Diante dessa perspectiva, no que concerne ao aumento dos casos de violência doméstica durante a quarentena, é oportuno debater o aspecto supracitado quanto à omissão estatal nesse caso. Segundo um levantamento realizado pelo Fórum Brasileiro de Segurança Pública (FBSP), o número de ocorrências de violência contra a mulher aumentou cerca de 45% em seis estados, durante a quarentena. Essa estatística alarmante, se dá pela falta de apoio, como centro especializado escasso, oferecido pelo Estado brasileiro, diante desses casos. Consequentemente, muitas vítimas desprovidas de informação e de direitos basícos, sobretudo habitantes de cidades pequenas, sofrem ainda mais esse tipo de violência, pela falta de meios de denunciar esses casos.
Paralelamente, há diversas ações que são debatidas e aplicadas, a fim de que esses casos diminuam ou sejam extinguidos. A campanha “Sinal Vermelho” permite que mulheres vítimas de violência doméstica busquem ajuda em farmácias, marcando um “X” vermelho na palma da mão. Mais de 10 mil farmácias do Brasil, adotaram essa ação. Contudo, ainda há uma grande negligência do Estado no que diz respeito ao aumento de casos de violência domiciliar. O Brasil ocupa o 5º lugar no ranking de feminicídio no mundo todo, um dado que deve ser revertido.

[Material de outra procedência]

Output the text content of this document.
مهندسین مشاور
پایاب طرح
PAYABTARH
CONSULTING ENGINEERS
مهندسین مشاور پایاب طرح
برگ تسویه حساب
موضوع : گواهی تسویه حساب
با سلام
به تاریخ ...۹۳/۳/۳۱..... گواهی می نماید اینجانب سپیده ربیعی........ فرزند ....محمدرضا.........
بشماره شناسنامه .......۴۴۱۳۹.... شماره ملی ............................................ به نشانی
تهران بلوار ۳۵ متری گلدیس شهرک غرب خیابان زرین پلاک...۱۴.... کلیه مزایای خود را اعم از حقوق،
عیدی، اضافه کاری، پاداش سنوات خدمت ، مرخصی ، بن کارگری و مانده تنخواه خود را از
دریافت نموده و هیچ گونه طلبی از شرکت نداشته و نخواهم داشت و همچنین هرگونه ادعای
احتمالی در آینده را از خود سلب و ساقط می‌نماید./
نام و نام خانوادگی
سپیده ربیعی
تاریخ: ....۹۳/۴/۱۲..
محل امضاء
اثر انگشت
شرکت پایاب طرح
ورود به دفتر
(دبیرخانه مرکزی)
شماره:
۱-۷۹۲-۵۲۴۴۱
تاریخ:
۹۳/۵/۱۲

Portanto, são esseciais medidas operantes para a diminuição ou extinção dos casos de violência doméstica durante a quarentena. Para isso, compete ao Ministério da Justiça e Segurança Pública investir em centros públicos especializados que cuidam destes casos, oferecendo mais instituições profissionais, como delegacias de atendimento à mulher. Isso deve ser feito por meio de recursos liberados pelo órgão que aprova e fiscaliza feitos públicos, com o fito de potencializar o acesso de vítimas de violência doméstica e oferecer um tratamento mais eficaz. Além disso, a conscientização por meio de comunicações devem continuar sendo realizadas, pricipalmente em cidades pequenas, onde a informação ainda é muito escassa. Assim, oferencendo às vítimas o direito de viver em paz e não pertencerem a uma estatística tão assustadora.